The external sector of an economy deals with its economic transactions with the rest of the world. This includes trade in goods and services, capital flows, foreign exchange reserves, and the balance of payments (BOP).
1. India’s Balance of Payments (BOP)
The Balance of Payments (BOP) is a comprehensive record of all economic transactions between residents of a country and the rest of the world during a specific period, usually a year. It consists of two main accounts: the Current Account and the Capital Account.
a) Current Account
The current account records the flow of goods, services, income, and current transfers between a country and the rest of the world.
b) Capital Account
The capital account records the flow of capital between a country and the rest of the world. It includes transactions that affect a country’s foreign assets and liabilities.
c) Goods and Services Account
This account is part of the current account and records all transactions related to the export and import of goods and services. It plays a crucial role in determining a country's trade balance.
2. India’s BOP Performance
a) Balance of Payment versus Balance of Trade
b) Current Account versus Capital Account
3. FDI and FPI in India, External Commercial Borrowings, Foreign Exchange Reserves
a) Foreign Direct Investment (FDI)
FDI involves a long-term interest in and influence over a foreign entity, typically through ownership or controlling stakes. FDI brings not only capital but also technology, expertise, and employment opportunities.
b) Foreign Portfolio Investment (FPI)
FPI involves the purchase of financial assets such as stocks and bonds in another country, without seeking control over the entities. FPI is more volatile and can be quickly withdrawn compared to FDI.
c) External Commercial Borrowings (ECBs)
ECBs are loans obtained by Indian entities from foreign lenders for commercial purposes. These are used for purposes such as expansion, modernization, or new projects. ECBs are typically more attractive due to lower interest rates in international markets.

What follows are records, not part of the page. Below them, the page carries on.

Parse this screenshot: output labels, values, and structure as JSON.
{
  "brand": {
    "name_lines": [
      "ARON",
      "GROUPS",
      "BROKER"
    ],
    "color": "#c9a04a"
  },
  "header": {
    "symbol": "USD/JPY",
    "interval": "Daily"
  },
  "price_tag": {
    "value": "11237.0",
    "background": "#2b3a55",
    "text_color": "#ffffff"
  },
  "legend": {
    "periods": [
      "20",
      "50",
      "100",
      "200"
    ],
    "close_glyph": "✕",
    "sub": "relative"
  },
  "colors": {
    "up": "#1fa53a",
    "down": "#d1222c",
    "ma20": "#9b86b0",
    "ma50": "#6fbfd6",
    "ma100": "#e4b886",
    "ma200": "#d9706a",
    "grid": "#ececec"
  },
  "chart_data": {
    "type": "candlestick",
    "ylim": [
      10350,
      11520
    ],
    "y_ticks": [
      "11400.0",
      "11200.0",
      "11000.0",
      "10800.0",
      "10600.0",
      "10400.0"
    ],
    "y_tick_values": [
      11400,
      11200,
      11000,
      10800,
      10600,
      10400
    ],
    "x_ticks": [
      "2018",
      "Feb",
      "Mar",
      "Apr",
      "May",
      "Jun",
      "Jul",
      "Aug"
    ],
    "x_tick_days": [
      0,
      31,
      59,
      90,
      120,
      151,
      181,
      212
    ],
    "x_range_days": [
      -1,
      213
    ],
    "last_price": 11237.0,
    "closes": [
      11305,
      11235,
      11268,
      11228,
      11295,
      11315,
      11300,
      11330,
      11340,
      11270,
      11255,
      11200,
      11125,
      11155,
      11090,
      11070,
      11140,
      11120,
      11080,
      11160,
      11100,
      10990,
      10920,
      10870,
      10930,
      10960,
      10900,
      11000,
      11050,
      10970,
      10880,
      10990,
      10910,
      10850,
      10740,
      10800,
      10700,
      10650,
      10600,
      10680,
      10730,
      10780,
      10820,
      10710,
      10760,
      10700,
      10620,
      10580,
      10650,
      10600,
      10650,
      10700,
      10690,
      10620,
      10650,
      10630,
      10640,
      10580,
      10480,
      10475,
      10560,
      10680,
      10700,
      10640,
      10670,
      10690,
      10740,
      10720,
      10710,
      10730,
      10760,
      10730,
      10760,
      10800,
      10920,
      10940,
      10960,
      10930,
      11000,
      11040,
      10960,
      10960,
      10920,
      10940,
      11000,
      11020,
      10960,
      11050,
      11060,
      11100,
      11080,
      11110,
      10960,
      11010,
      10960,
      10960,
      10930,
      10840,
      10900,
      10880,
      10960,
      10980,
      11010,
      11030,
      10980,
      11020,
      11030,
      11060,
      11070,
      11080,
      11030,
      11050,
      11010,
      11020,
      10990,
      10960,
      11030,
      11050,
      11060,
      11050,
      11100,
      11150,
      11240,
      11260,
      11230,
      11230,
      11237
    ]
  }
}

d) Foreign Exchange Reserves in India
Foreign exchange reserves are assets held by the Reserve Bank of India (RBI) in foreign currencies. These reserves include foreign currencies, gold, SDRs (Special Drawing Rights), and IMF reserve positions. They provide a cushion against economic shocks and help manage the country’s exchange rate.
4. Foreign Exchange Rate Determination in India and Types of Exchange Rate
a) Exchange Rate Determination
The exchange rate in India is determined by the market forces of demand and supply in the foreign exchange market. The RBI may intervene to stabilize the exchange rate, but the primary driver is market dynamics.
b) Types of Exchange Rate
5. Capital and Current Account Convertibility in India
a) Capital Account Convertibility
Capital account convertibility refers to the freedom to convert domestic currency into foreign currency and vice versa for capital transactions. Full convertibility allows unrestricted access to international financial markets. India has partial capital account convertibility, with some controls on capital flows to safeguard the economy against volatile capital movements.
b) Current Account Convertibility
Current account convertibility allows for the free exchange of currency for trade in goods and services, income receipts, and current transfers without restrictions. India has achieved full current account convertibility since 1994, allowing for the free flow of goods and services across borders.